Optimistisch stimmt ihn hier eine Situation zu Jahresbeginn. Da schneite kurz vor Öffnungsschluss eine junge Frau mit Hund in den Laden, um sich noch schnell nach einer passenden Lektüre umzusehen: „Ich warte gerade auf den Bus und dachte, ich nutze kurz die Zeit“, erklärte sie dabei dem Inhaber. Als der ihr eröffnete, dass ein Umzug zur Dielingerstraße ansteht, war ihr Kommentar: „Cool, da ist ja auch eine Bushaltestelle und außerdem mehr Platz für die Bücher.“

Für „zur Heide“ ist die Dielingerstraße dann der fünfte Standort in der Firmengeschichte und hat etwas von „zurück zu den Wurzeln“. Denn nachdem der Start 1919 als Buchhandlung Hanckel an der Krahnstraße 17/18 erfolgte, wo sich heute ein Optiker und ein Reisebüro befinden, musste nach dem Zweiten Weltkrieg an die Dielingerstraße 24 (heute Kartenwerk/Zukunftsmusik) umgezogen werden, da die ursprünglichen Firmenräume mehrfach bei Luftangriffen massiv beschädigt worden waren.

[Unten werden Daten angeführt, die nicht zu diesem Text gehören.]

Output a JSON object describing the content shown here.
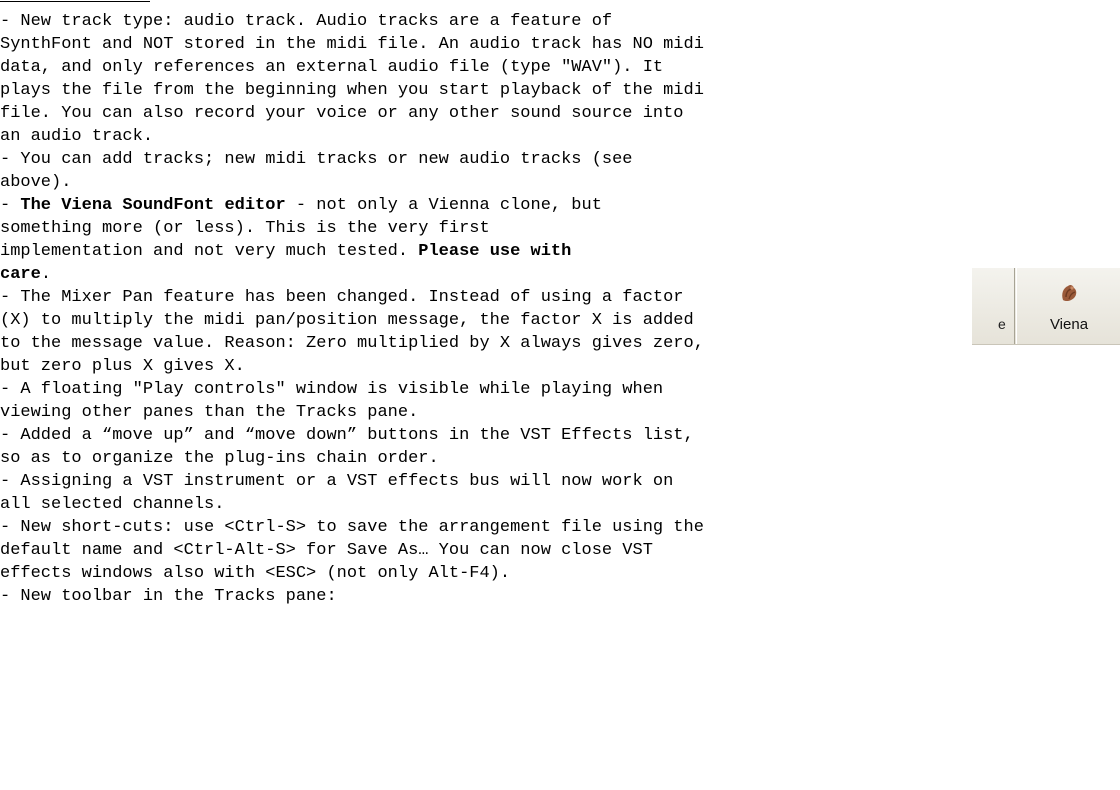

Seit Anfang der 50er ist dann Neuer Graben 24 die Adresse der Buchhandlung gewesen, die nach der Übernahme durch Sieglinde und Dieter zur Heide auch den heutigen Namen bekommen hat. In der Siebziger Jahren ist der in unmittelbarer Uni-Nähe gelegene kleine Laden dann vor allem Anlaufpunkt für Studenten und ein jüngeres Lesepublikum geworden, das auch nach dem Wechsel Anfang der 80er an die Osterberger Reihe weiter den Weg gefunden hat. Auf den erarbeiteten „guten Ruf“ setzt Lennart Neuffer auch jetzt.

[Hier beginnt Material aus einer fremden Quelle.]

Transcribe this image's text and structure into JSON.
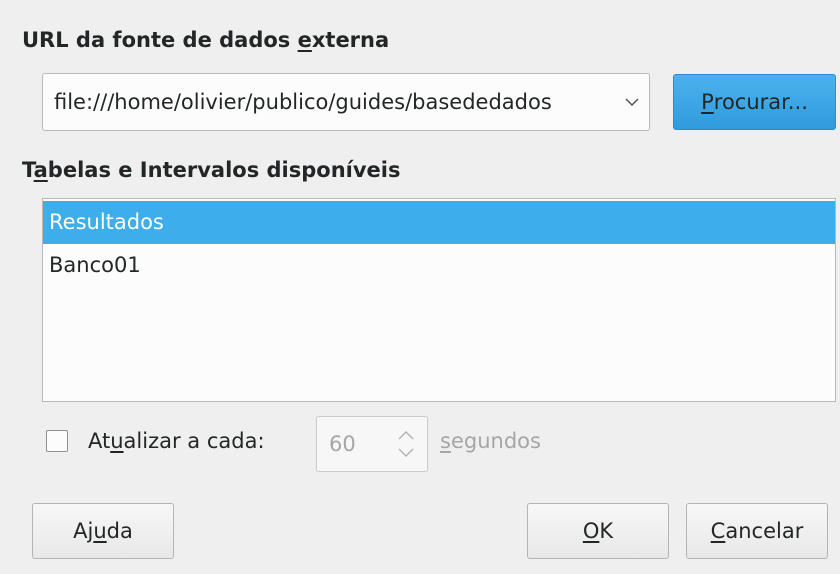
{
  "dialog": {
    "url_section": {
      "title_before": "URL da fonte de dados ",
      "title_mnemonic": "e",
      "title_after": "xterna",
      "url_value": "file:///home/olivier/publico/guides/basededados",
      "browse_button": {
        "mnemonic": "P",
        "rest": "rocurar..."
      }
    },
    "tables_section": {
      "title_before": "T",
      "title_mnemonic": "a",
      "title_after": "belas e Intervalos disponíveis",
      "items": [
        "Resultados",
        "Banco01"
      ],
      "selected_index": 0
    },
    "refresh": {
      "checked": false,
      "label_before": "At",
      "label_mnemonic": "u",
      "label_after": "alizar a cada:",
      "interval_value": "60",
      "unit_mnemonic": "s",
      "unit_rest": "egundos"
    },
    "buttons": {
      "help_before": "Aj",
      "help_mnemonic": "u",
      "help_after": "da",
      "ok_mnemonic": "O",
      "ok_rest": "K",
      "cancel_mnemonic": "C",
      "cancel_rest": "ancelar"
    }
  },
  "icons": {
    "dropdown": "chevron-down-icon",
    "spinner": "spin-up-down-icon"
  },
  "colors": {
    "background": "#efefef",
    "accent": "#3daee9",
    "text": "#232627",
    "disabled_text": "#a5a6a7"
  }
}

Kette „dean & david“ zieht ein

Wie es an bisheriger Stelle weitergeht, ist ebenfalls geklärt. Zwar gibt es vom Vermieter nur die Auskunft, dass es Gespräche gebe, aber noch nichts unterschrieben sei. Doch an einem Briefkasten klebt bereits ein Schild: „dean&david GmbH Kamp“ und auch auf der Standort-Übersicht wird Osnabrück schon als anstehende Neueröffnung gelistet.

Das Franchise-Unternehmen mit dem „Fresh to eat“-Slogan, dessen Erfolgsgeschichte 2007 in München begann, bezeichnet sich als „Hotspot für gesunde Trend-Setter“ und setzt auf „kompromisslose Frische“. Im Spätsommer dürfte in Osnabrück eine der nächsten Filialen der international operierenden Schnellrestaurant-Kette, die in der weiteren Region bereits in Bielefeld, Münster oder Paderborn vertreten ist, an den Start gehen.

Die Osterberger Reihe wird dann fast komplett zur Gastro-Meile und bekommt wohl noch mehr Außen-Tische am Hansekogge-Spielplatz. Das „geistige Futter“ gibt es dann allerdings an anderer Stelle.